Arauna era descendiente de los jebuseos, el pueblo que habitaba Jerusalén antes de que David conquistara la ciudad, y poseía una era, terreno donde se trillaba el grano, en lo alto del monte Moria. En el hebreo original de 1 Crónicas su nombre aparece escrito de forma diferente, Ornán, pero es el mismo hombre del relato de 2 Samuel.
El rey David había ordenado un censo del pueblo, y Dios envió una plaga sobre Israel como juicio. El ángel del SEÑOR se detuvo justamente sobre la era de Arauna, y el profeta Gad le dijo a David que allí debía construir un altar al SEÑOR.
Cuando David llegó hasta Arauna para comprar el terreno, encontró generosidad inmediata. Arauna se ofreció a darle todo gratis: la tierra, los bueyes para el sacrificio y la madera para el fuego, sin cobrarle un centavo al rey.
David, sin embargo, rechazó el regalo. Respondió que no le ofrecería al SEÑOR su Dios holocaustos que no le costaran nada, e insistió en pagar el precio justo por el terreno y los animales.
Sobre aquella era comprada a peso de plata y de oro, David construyó el altar, ofreció los sacrificios y vio a Dios responder con fuego que descendió del cielo. La plaga cesó en ese mismo lugar.

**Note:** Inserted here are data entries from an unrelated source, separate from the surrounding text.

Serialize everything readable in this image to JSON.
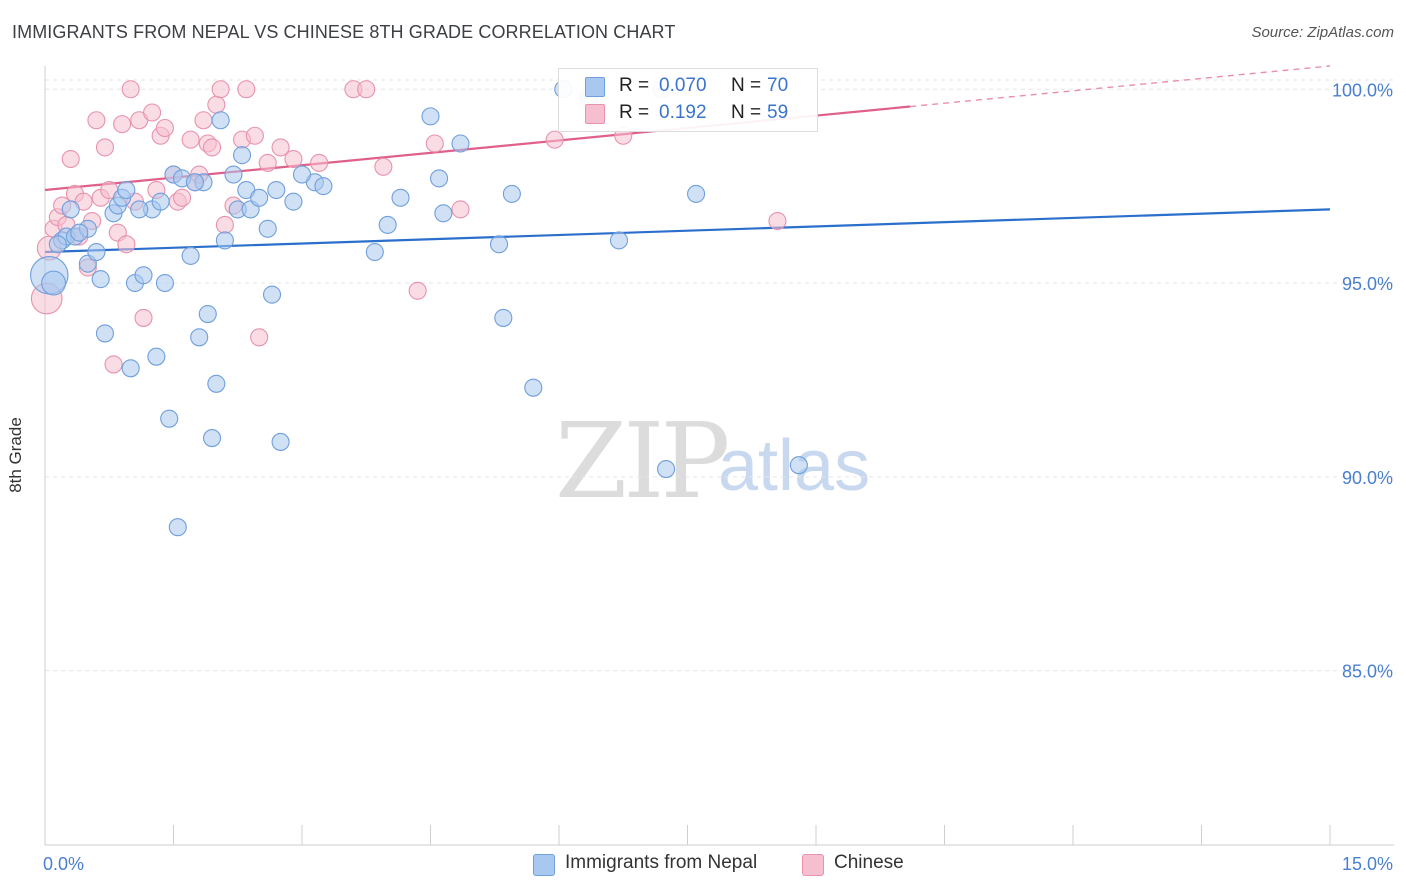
{
  "header": {
    "title": "IMMIGRANTS FROM NEPAL VS CHINESE 8TH GRADE CORRELATION CHART",
    "source": "Source: ZipAtlas.com"
  },
  "watermark": {
    "zip": "ZIP",
    "atlas": "atlas"
  },
  "legend": {
    "r_label": "R =",
    "n_label": "N =",
    "nepal": {
      "r": "0.070",
      "n": "70"
    },
    "chinese": {
      "r": "0.192",
      "n": "59"
    }
  },
  "colors": {
    "nepal_fill": "#a9c8ef",
    "nepal_stroke": "#6f9fdc",
    "nepal_line": "#2b6fcc",
    "chinese_fill": "#f6bfd0",
    "chinese_stroke": "#e892ad",
    "chinese_line": "#e0608a",
    "tick_text": "#4a7fd0"
  },
  "chart_data": {
    "type": "scatter",
    "title": "IMMIGRANTS FROM NEPAL VS CHINESE 8TH GRADE CORRELATION CHART",
    "xlabel": "",
    "ylabel": "8th Grade",
    "xlim": [
      0,
      15
    ],
    "ylim": [
      80.5,
      100.6
    ],
    "x_tick_labels": [
      "0.0%",
      "15.0%"
    ],
    "y_ticks": [
      {
        "value": 100,
        "label": "100.0%"
      },
      {
        "value": 95,
        "label": "95.0%"
      },
      {
        "value": 90,
        "label": "90.0%"
      },
      {
        "value": 85,
        "label": "85.0%"
      }
    ],
    "series": [
      {
        "name": "Immigrants from Nepal",
        "trend": {
          "x0": 0,
          "y0": 95.8,
          "x1": 15,
          "y1": 96.9,
          "dash_from": 15
        },
        "points": [
          [
            0.05,
            95.2,
            2.2
          ],
          [
            0.1,
            95.0,
            1.4
          ],
          [
            0.2,
            96.1,
            1
          ],
          [
            0.25,
            96.2,
            1
          ],
          [
            0.3,
            96.9,
            1
          ],
          [
            0.35,
            96.2,
            1
          ],
          [
            0.5,
            96.4,
            1
          ],
          [
            0.5,
            95.5,
            1
          ],
          [
            0.6,
            95.8,
            1
          ],
          [
            0.65,
            95.1,
            1
          ],
          [
            0.7,
            93.7,
            1
          ],
          [
            0.8,
            96.8,
            1
          ],
          [
            0.85,
            97.0,
            1
          ],
          [
            0.9,
            97.2,
            1
          ],
          [
            0.95,
            97.4,
            1
          ],
          [
            1.0,
            92.8,
            1
          ],
          [
            1.05,
            95.0,
            1
          ],
          [
            1.15,
            95.2,
            1
          ],
          [
            1.25,
            96.9,
            1
          ],
          [
            1.3,
            93.1,
            1
          ],
          [
            1.35,
            97.1,
            1
          ],
          [
            1.4,
            95.0,
            1
          ],
          [
            1.45,
            91.5,
            1
          ],
          [
            1.5,
            97.8,
            1
          ],
          [
            1.55,
            88.7,
            1
          ],
          [
            1.6,
            97.7,
            1
          ],
          [
            1.7,
            95.7,
            1
          ],
          [
            1.8,
            93.6,
            1
          ],
          [
            1.85,
            97.6,
            1
          ],
          [
            1.9,
            94.2,
            1
          ],
          [
            1.95,
            91.0,
            1
          ],
          [
            2.0,
            92.4,
            1
          ],
          [
            2.05,
            99.2,
            1
          ],
          [
            2.1,
            96.1,
            1
          ],
          [
            2.2,
            97.8,
            1
          ],
          [
            2.25,
            96.9,
            1
          ],
          [
            2.3,
            98.3,
            1
          ],
          [
            2.35,
            97.4,
            1
          ],
          [
            2.4,
            96.9,
            1
          ],
          [
            2.5,
            97.2,
            1
          ],
          [
            2.6,
            96.4,
            1
          ],
          [
            2.65,
            94.7,
            1
          ],
          [
            2.7,
            97.4,
            1
          ],
          [
            2.75,
            90.9,
            1
          ],
          [
            2.9,
            97.1,
            1
          ],
          [
            3.15,
            97.6,
            1
          ],
          [
            3.25,
            97.5,
            1
          ],
          [
            3.85,
            95.8,
            1
          ],
          [
            4.0,
            96.5,
            1
          ],
          [
            4.15,
            97.2,
            1
          ],
          [
            4.5,
            99.3,
            1
          ],
          [
            4.6,
            97.7,
            1
          ],
          [
            4.65,
            96.8,
            1
          ],
          [
            4.85,
            98.6,
            1
          ],
          [
            5.3,
            96.0,
            1
          ],
          [
            5.35,
            94.1,
            1
          ],
          [
            5.45,
            97.3,
            1
          ],
          [
            5.7,
            92.3,
            1
          ],
          [
            6.05,
            100.0,
            1
          ],
          [
            6.35,
            99.8,
            1
          ],
          [
            6.7,
            96.1,
            1
          ],
          [
            7.2,
            100.0,
            1
          ],
          [
            7.25,
            90.2,
            1
          ],
          [
            7.6,
            97.3,
            1
          ],
          [
            8.8,
            90.3,
            1
          ],
          [
            0.15,
            96.0,
            1
          ],
          [
            1.1,
            96.9,
            1
          ],
          [
            1.75,
            97.6,
            1
          ],
          [
            3.0,
            97.8,
            1
          ],
          [
            0.4,
            96.3,
            1
          ]
        ]
      },
      {
        "name": "Chinese",
        "trend": {
          "x0": 0,
          "y0": 97.4,
          "x1": 15,
          "y1": 100.6,
          "dash_from": 10.1
        },
        "points": [
          [
            0.02,
            94.6,
            1.8
          ],
          [
            0.05,
            95.9,
            1.4
          ],
          [
            0.1,
            96.4,
            1
          ],
          [
            0.15,
            96.7,
            1
          ],
          [
            0.2,
            97.0,
            1
          ],
          [
            0.25,
            96.5,
            1
          ],
          [
            0.3,
            98.2,
            1
          ],
          [
            0.35,
            97.3,
            1
          ],
          [
            0.4,
            96.2,
            1
          ],
          [
            0.45,
            97.1,
            1
          ],
          [
            0.5,
            95.4,
            1
          ],
          [
            0.55,
            96.6,
            1
          ],
          [
            0.6,
            99.2,
            1
          ],
          [
            0.65,
            97.2,
            1
          ],
          [
            0.7,
            98.5,
            1
          ],
          [
            0.75,
            97.4,
            1
          ],
          [
            0.8,
            92.9,
            1
          ],
          [
            0.85,
            96.3,
            1
          ],
          [
            0.9,
            99.1,
            1
          ],
          [
            0.95,
            96.0,
            1
          ],
          [
            1.0,
            100.0,
            1
          ],
          [
            1.05,
            97.1,
            1
          ],
          [
            1.1,
            99.2,
            1
          ],
          [
            1.15,
            94.1,
            1
          ],
          [
            1.25,
            99.4,
            1
          ],
          [
            1.3,
            97.4,
            1
          ],
          [
            1.35,
            98.8,
            1
          ],
          [
            1.4,
            99.0,
            1
          ],
          [
            1.5,
            97.8,
            1
          ],
          [
            1.55,
            97.1,
            1
          ],
          [
            1.6,
            97.2,
            1
          ],
          [
            1.7,
            98.7,
            1
          ],
          [
            1.75,
            97.6,
            1
          ],
          [
            1.8,
            97.8,
            1
          ],
          [
            1.85,
            99.2,
            1
          ],
          [
            1.9,
            98.6,
            1
          ],
          [
            1.95,
            98.5,
            1
          ],
          [
            2.0,
            99.6,
            1
          ],
          [
            2.05,
            100.0,
            1
          ],
          [
            2.1,
            96.5,
            1
          ],
          [
            2.2,
            97.0,
            1
          ],
          [
            2.3,
            98.7,
            1
          ],
          [
            2.35,
            100.0,
            1
          ],
          [
            2.45,
            98.8,
            1
          ],
          [
            2.5,
            93.6,
            1
          ],
          [
            2.6,
            98.1,
            1
          ],
          [
            2.75,
            98.5,
            1
          ],
          [
            2.9,
            98.2,
            1
          ],
          [
            3.2,
            98.1,
            1
          ],
          [
            3.6,
            100.0,
            1
          ],
          [
            3.75,
            100.0,
            1
          ],
          [
            3.95,
            98.0,
            1
          ],
          [
            4.35,
            94.8,
            1
          ],
          [
            4.55,
            98.6,
            1
          ],
          [
            4.85,
            96.9,
            1
          ],
          [
            5.95,
            98.7,
            1
          ],
          [
            6.35,
            99.7,
            1
          ],
          [
            6.75,
            98.8,
            1
          ],
          [
            8.55,
            96.6,
            1
          ]
        ]
      }
    ]
  },
  "bottom_legend": {
    "nepal": "Immigrants from Nepal",
    "chinese": "Chinese"
  }
}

Décadas después, Salomón erigiría el templo del SEÑOR exactamente sobre la antigua era de Arauna, en el monte Moria. Un terreno comprado a las prisas, en medio de un juicio, se convirtió en el corazón de la adoración de Israel durante siglos.
La vida de Arauna recuerda que la adoración verdadera tiene un precio, y que Dios puede transformar el terreno más común, ofrecido por alguien de fuera de su pueblo, en el escenario de su gloria más duradera.